Совсем другое — природа, в которой все живет и живет вечно. Вот почему Рыжик, горячо любивший природу, не мог не залюбоваться нарождением утра, совершавшимся на его глазах.

С удовольствием и любопытством следил он за тем, как ветер энергично и торопливо гнал на запад белые пушистые тучки, очищая путь солнцу. Голубой простор постепенно светлел, покрывался бледно-розовыми пятнами, а на востоке ярким пламенем вспыхнула заря.

Рыжик прошелся вдоль сада, убедился, что ворота еще закрыты, и, недолго думая, перелез через чугунную решетку. Сад не показался Саньке мертвым, хотя в нем ни одного человека не было. Давно проснувшиеся птички громко, непринужденно распевали свои песни, а вымытые дождем деревья улыбались, сверкая алмазными каплями. На одной из веток молодой бледно-зеленой акации Рыжик увидал крохотную пеструю птичку и остановился поглядеть на нее. Качаясь на тоненькой ветке, птичка схватила миниатюрным клювом прозрачную каплю, проглотила ее, а затем, задрав серебристую головку, щелканьем и свистом выразила свое удовольствие.
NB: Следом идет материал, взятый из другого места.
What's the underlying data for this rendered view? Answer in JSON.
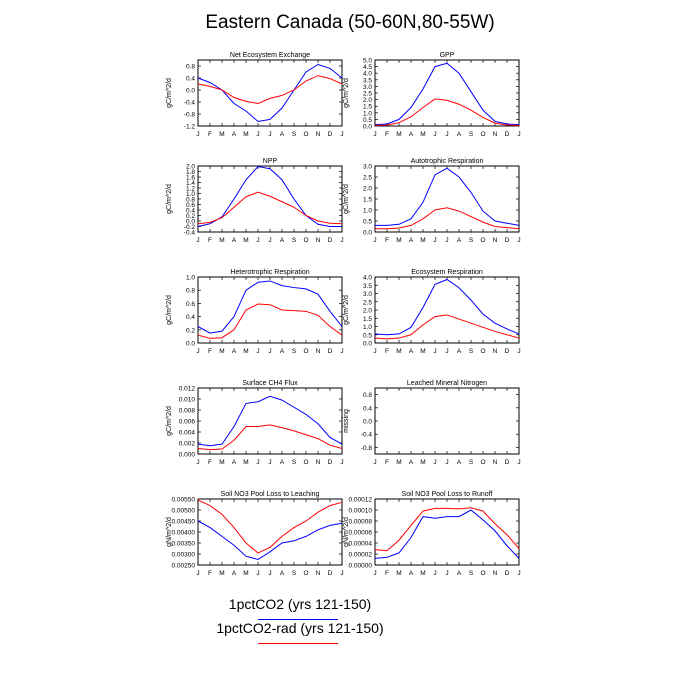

Рыжик улыбнулся птичке и побежал по широкой аллее сада. Аллея заканчивалась обширной площадкой, посередине которой рельефно вырисовывалась на светло-зеленом фоне деревьев белая круглая эстрада для музыкантов. Место здесь было ровное, гладкое и обсыпанное песком. Белые цветущие акации, раскидистые каштаны и серебристые тополя, будто ведя хоровод, плотным кольцом охватывали площадку со всех сторон.

Перебегая площадку, Санька случайно обратил внимание на следы, которые он выдавливал своими босыми ногами на влажном желтом песке. Следы понравились Рыжику, и он стал кружиться и бегать, чтобы испещрить ими всю площадку. Забавляя самого себя, он совершенно забыл о только что происшедших с ним приключениях, как вдруг где-то далеко, по ту сторону сада, раздался свисток городового. Рыжику почудилось, что преследователи его находятся в саду и что он уже окружен ими. Не помня себя от ужаса, он бросился к эстраде, надеясь найти в ней какую-нибудь щель, какой-нибудь уголок, куда бы он мог проскользнуть и скрыться из виду. Эстрада была высокая. Пол ее, или, вернее говоря, подмостки были подняты от земли на добрый аршин. Эстрада стояла не на фундаменте, а на столбах, врытых в землю. Столбы были обиты досками, выкрашенными в белый цвет. Для музыкантов имелась небольшая деревянная лесенка, по которой они поднимались на эстраду. Рыжик подбежал, к лесенке, заглянул под ступени и, увидав небольшое отверстие, юркнул под эстраду и скрылся из виду. Под полом эстрады было темно и тихо. Санька на четвереньках отполз подальше от лесенки и улегся на каких-то стружках. Сердце сильно колотилось в груди мальчика, и он долго не мог успокоиться. А когда тревога улеглась, Рыжик стал думать о том, что будет с ним дальше, и чувство страха сменилось чувством тоски и безысходной грусти. Бедняга устал от всех этих треволнений незнакомой ему доселе жизни, с которой он столкнулся лицом к лицу. Ему не под силу оказалась борьба с этой жизнью, и он пал духом. Горячие крупные слезы брызнули из его глаз. Он плакал тихо, беззвучно и вспоминал родину. Сквозь слезы, точно сквозь тусклое стекло, Рыжик увидал нескончаемую вереницу дорогих образов, лиц и картин. Теперь ему все было дорого: и сама Голодаевка, и товарищи, и Зазули, и Дуня, и Мойпес, и даже Катерина.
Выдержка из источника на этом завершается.